Por Marcos Vieytes

Hay que esforzarse para sentir algo más o menos intenso durante -o después de- la proyección de Habi, la extranjera, estreno que, a priori, se distinguía de otros por lo curioso de la propuesta argumental -una chica argentina que se acerca al Islam- y la relevancia de los productores (dueños del tamaño de letra más grande en algunos afiches), entre los que se cuentan Lita Stantic, Hugo Sigman y Walter Salles, responsables de películas sólidas, internacionalistas, solventes y sólo brillantes cuando algunas de ellas fueron dirigidas por cineastas como Damián Szifrón y Adrián Caetano. Este último no es el caso de Habi, que hereda la identidad más bien difusa, funcional, progresista, políticamente correcta, de la mayor parte de los productos de los productores involucrados. 
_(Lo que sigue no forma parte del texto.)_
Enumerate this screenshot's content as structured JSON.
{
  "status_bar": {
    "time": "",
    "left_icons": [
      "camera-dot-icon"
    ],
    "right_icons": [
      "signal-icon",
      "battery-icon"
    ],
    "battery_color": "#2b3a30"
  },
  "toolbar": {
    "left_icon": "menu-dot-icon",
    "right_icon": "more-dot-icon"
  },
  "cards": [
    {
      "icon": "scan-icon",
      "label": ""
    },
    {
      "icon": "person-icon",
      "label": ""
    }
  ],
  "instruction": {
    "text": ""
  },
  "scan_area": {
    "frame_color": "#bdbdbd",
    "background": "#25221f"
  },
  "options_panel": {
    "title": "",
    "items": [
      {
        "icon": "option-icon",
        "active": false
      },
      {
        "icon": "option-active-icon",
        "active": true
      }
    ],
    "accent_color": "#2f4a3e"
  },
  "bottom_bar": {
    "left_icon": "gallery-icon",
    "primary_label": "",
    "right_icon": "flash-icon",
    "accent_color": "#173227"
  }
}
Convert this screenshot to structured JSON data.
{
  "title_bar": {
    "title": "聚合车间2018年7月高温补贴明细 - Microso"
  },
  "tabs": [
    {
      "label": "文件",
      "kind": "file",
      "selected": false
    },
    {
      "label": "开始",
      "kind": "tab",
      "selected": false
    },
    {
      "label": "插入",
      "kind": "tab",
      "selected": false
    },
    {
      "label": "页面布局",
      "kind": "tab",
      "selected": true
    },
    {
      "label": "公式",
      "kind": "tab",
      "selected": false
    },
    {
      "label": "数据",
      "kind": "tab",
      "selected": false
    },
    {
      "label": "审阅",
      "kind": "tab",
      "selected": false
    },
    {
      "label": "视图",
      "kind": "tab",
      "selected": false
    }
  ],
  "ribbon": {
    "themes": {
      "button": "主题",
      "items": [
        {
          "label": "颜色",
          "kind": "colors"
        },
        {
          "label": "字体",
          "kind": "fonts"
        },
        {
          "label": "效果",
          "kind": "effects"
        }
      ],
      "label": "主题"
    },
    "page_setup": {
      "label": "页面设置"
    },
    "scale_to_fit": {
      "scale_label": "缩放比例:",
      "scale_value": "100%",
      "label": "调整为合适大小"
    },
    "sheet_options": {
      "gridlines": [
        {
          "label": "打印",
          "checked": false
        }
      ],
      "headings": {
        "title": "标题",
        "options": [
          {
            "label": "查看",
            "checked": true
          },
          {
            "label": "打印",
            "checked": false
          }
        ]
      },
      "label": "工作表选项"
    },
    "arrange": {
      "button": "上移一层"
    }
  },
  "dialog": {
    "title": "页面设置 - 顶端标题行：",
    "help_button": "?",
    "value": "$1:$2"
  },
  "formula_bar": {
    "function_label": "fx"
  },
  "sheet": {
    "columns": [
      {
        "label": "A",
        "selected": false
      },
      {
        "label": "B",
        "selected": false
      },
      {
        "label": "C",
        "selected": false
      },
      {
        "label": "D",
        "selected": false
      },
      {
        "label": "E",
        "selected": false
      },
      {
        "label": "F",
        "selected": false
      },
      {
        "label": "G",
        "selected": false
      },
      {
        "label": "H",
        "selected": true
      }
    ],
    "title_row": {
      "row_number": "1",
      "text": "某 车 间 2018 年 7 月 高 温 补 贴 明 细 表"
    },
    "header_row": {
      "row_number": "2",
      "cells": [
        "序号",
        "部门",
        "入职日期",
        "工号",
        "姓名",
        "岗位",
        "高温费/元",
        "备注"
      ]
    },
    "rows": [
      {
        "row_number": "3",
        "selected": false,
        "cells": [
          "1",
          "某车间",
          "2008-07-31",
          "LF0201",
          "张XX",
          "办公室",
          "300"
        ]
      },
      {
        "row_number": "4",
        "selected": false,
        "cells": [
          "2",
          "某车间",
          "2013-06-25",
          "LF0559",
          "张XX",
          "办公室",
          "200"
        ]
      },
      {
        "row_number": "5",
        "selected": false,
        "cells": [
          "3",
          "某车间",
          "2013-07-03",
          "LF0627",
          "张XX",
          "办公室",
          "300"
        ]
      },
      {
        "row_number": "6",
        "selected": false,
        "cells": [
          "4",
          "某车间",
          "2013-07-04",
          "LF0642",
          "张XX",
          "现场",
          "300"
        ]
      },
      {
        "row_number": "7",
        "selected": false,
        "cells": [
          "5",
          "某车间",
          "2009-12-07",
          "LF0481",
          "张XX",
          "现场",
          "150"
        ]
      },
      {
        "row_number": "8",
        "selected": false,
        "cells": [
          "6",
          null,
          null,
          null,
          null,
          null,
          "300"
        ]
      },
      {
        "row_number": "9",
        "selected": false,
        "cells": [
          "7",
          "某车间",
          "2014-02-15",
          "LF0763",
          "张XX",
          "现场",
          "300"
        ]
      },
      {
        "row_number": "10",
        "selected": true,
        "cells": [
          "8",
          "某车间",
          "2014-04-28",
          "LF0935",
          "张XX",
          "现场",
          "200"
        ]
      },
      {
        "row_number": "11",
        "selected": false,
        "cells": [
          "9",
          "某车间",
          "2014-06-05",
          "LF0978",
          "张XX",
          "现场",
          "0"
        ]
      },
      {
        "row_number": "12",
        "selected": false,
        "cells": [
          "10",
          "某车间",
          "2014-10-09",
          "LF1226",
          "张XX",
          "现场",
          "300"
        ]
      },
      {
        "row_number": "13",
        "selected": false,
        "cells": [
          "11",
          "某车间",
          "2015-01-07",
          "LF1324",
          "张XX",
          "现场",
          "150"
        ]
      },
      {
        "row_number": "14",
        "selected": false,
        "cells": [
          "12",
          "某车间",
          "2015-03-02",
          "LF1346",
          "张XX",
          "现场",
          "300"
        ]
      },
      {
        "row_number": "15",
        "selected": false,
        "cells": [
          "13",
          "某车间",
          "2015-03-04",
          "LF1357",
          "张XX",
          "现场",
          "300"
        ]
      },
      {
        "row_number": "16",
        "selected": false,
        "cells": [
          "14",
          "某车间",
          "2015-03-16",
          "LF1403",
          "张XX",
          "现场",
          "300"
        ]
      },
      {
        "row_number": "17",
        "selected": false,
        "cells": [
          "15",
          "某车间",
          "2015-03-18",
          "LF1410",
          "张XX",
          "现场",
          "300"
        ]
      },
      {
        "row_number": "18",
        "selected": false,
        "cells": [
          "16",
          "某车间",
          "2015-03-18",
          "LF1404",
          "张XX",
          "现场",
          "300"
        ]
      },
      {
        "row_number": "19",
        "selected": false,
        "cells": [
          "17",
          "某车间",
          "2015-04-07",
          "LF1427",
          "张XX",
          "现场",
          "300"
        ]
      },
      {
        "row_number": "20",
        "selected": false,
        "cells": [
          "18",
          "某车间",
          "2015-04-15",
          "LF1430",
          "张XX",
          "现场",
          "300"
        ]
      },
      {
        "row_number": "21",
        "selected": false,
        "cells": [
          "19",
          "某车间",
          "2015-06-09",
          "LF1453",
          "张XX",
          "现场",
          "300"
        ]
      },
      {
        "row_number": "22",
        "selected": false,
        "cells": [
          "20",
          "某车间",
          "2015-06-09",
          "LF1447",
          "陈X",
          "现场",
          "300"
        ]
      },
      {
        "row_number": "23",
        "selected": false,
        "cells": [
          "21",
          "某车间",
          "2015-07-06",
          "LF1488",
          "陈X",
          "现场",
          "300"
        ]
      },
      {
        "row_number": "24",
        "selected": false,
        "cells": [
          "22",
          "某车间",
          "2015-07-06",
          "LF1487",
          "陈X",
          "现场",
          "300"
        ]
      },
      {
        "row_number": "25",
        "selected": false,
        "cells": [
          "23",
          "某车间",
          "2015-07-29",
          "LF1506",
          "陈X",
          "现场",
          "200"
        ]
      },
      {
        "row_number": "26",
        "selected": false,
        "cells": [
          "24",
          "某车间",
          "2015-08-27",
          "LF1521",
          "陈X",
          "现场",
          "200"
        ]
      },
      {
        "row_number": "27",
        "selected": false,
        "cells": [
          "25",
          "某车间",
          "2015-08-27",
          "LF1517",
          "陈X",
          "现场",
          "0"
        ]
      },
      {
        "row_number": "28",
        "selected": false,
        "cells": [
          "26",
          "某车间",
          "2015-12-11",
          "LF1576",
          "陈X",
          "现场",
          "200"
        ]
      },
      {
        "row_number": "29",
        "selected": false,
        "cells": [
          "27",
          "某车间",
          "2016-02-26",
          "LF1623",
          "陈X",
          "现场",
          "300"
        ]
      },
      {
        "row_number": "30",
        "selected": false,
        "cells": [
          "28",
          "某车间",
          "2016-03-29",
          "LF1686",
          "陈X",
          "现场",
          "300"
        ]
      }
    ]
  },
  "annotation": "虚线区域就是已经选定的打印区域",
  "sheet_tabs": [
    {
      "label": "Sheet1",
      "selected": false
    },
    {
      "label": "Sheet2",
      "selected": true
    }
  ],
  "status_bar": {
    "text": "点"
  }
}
No deja de ser interesante la visibilidad dada a la comunidad islámica argentina, capitalina en particular, por completo ausente del colectivo audiovisual de nuestro país, pero esa decisión se ve disminuida en su legitimidad cuando comprobamos que es folclórica en el sentido más superficial del término, vale decir funcional a un guión y un personaje para los que el aprendizaje de padle, un curso de programación HTML o el acceso a una escuela de teatro, hubieran servido exactamente para lo mismo que le sirve la religión musulmana. 

En el relato de crecimiento que se narra, el Islam es aquello que le permite a una chia del interior dejar de ser una adolescente y empezar a ser adulta, dotando de sentido a su propio nombre, recién pronunciado al final de la película (recurso demasiado canónico cuyo eficacia hubiera residido en dotar al momento de una intensidad dramática que no fue construida), luego de haberlo sustituido por el de una nena desaparecida (el término que acabo de usar no tiene nada que ver con la dictadura), hasta que la ficción se revela como tal y permite la admisión de una identidad en ciernes.


La pueblerina de Martina Juncadella me hizo acordar por momentos a Petronilo, popular personaje de Carlos Balá en La tuerca, y lo caricaturesco de la comparación con aquel paisano ingenuo sirve para ilustrar la naturaleza epidérmica de la construcción de un personaje que se define por la mera repetición de un acento y de una forma de caminar. El crecimiento, si lo hay, se postula en los papeles -del muy pautado guión- pero es letra muerta, no se siente en el cuerpo (de la película y del espectador). Martina Juncadella es muy linda, pero no hay trasfondo en esa belleza que revele las dificultades y -¿por qué no?- monstruosidades de toda metamorfosis.

Quizá la imagen más significativa sea la de esta chica vestida de árabe con un helado de palito en la mano, combinación cuya equivalencia implícita de elementos, como la que también se da en el caso del jean y del chador, sería sutilmente iconoclasta en el mejor de los casos, puramente trivial en el que nos ocupa. Nada de la índole de lo trascendente se juega en la película, lo que no sería reprochable si esa dimensión no estuviera convocada por la elección de lo musulmán como piedra de toque de la identidad del largometraje, reducido a tópico, a puro agente de cambio paradójicamente intercambiable por cualquier otro, azucarado objeto de consumo que comienza a derretirse ni bien se lo abre.

Habi, la extranjera (Argentina / Brasil, 2013), de María Florencia Alvarez, c/ Martina Juncadella, Martín Slipak, Lucía Alfonsín, María Luisa Mendonça, 92′.